Two years later, Davletschina became a member of the Writers' Union of the Bashkir ASSR and began studying at the Pedagogical Institute of the Bashkir State University in Ufa . She represented her association as a delegate at the first and third Congress of Writers of the USSR (1934, 1936). Davletschina was arrested in 1937 with her husband, who was most recently People's Commissar for Education in the Bashkir ASSR. After her release, she lived as an exile in Birsk from 1942 until her death on December 5, 1954 .

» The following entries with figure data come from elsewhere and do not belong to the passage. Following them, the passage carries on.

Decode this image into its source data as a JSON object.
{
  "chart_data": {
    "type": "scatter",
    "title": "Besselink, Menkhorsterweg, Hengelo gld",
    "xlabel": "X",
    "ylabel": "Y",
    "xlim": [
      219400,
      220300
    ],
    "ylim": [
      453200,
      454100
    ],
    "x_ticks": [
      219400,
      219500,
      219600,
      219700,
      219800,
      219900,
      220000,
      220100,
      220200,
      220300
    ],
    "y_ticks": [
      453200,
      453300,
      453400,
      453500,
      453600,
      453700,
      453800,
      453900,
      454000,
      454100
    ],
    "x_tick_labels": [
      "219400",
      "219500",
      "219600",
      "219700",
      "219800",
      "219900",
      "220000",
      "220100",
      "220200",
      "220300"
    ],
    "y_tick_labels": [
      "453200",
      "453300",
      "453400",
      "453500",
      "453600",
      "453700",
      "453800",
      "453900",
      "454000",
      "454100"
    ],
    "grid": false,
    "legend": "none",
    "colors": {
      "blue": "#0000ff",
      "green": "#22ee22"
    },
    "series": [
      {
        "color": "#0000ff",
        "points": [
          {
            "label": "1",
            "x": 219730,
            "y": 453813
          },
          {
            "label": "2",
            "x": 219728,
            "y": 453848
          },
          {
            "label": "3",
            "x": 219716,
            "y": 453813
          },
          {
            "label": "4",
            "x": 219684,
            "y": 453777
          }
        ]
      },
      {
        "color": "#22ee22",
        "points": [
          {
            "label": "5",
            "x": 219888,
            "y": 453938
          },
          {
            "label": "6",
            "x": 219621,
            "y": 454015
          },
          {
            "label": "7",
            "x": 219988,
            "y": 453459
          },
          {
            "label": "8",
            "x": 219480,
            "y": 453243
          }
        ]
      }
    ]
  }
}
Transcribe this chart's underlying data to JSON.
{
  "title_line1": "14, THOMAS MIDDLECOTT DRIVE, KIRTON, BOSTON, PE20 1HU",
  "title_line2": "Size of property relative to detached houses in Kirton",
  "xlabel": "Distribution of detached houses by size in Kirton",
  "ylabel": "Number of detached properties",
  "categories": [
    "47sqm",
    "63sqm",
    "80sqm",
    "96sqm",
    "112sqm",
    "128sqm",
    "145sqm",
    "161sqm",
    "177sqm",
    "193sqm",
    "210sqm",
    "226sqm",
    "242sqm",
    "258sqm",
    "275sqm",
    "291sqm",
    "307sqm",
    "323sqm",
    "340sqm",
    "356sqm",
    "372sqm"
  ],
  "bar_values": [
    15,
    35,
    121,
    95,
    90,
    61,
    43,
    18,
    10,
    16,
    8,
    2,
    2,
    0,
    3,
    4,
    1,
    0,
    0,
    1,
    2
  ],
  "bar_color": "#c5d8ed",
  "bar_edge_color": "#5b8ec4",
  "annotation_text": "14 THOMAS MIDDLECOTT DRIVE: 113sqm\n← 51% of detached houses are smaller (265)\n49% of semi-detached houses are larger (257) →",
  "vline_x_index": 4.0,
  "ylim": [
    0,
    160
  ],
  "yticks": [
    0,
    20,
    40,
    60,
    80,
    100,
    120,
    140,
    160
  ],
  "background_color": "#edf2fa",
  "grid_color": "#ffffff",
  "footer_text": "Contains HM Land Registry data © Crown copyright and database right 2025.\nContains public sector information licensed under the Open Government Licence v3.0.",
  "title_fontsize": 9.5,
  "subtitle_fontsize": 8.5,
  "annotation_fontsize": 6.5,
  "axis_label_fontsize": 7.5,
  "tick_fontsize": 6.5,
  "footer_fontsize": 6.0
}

In Birsk, Dawletschina worked for more than ten years on her epic novel Irgis , which was only published in 1957. The novel describes a twenty year period (1902–1922) of life and struggle of the Bashkir people against the background of the revolutionary events between 1905 and 1917 with the First World War and the civil war in the Soviet Union. The Kazakh writer Sabit Mukanov describes Irgis as “a monumental novel about people's lives”. Her biographer J. Usikow describes Chadija Davletschina as the "Pearl of Bashkortostan" (Жемчужина Башкортостана).

Honors

After her death, Chadija Davletschina was honored for her novel in 1967 with the first award of the Salawat Yulayev Prize - three colleagues also received the prize. A boulevard in Ufa and a village street were named after Dawletschina. The city of Sibai honored her with a monument.

Works

  • Пионерка Хылукай (Һылыуҡай-пионерка, pioneer Khylukai ) 1926.
  • Айбика (Айбикә, Aybika ) 1931.
  • Волны колосьев (Башаҡтар тулҡыны, waves of ears ) 1932;
  • Сборник рассказов ( Collection of Stories ) 1935.
  • Пламенные годы (Ялҡынлы йылдар, Fiery Years ) 1933–1937.
  • Иргиз (Ырғыҙ, Irgis ) 1942–1952, posthumously 1957.

literature

  • Мингажетдинов М .: «Хадия Давлетшина. Жизнь и творчество. » Ufa 1966.

Web links

References and comments

  1. Today in Rajon Bolshaya Tschernigowka the Samara Oblast
  2. The Great Irgis (Russian Большой Иргиз, Bolshoi Irgis ) is a 675 kilometer long tributary of the Volga , which also runs through the Samara Oblast.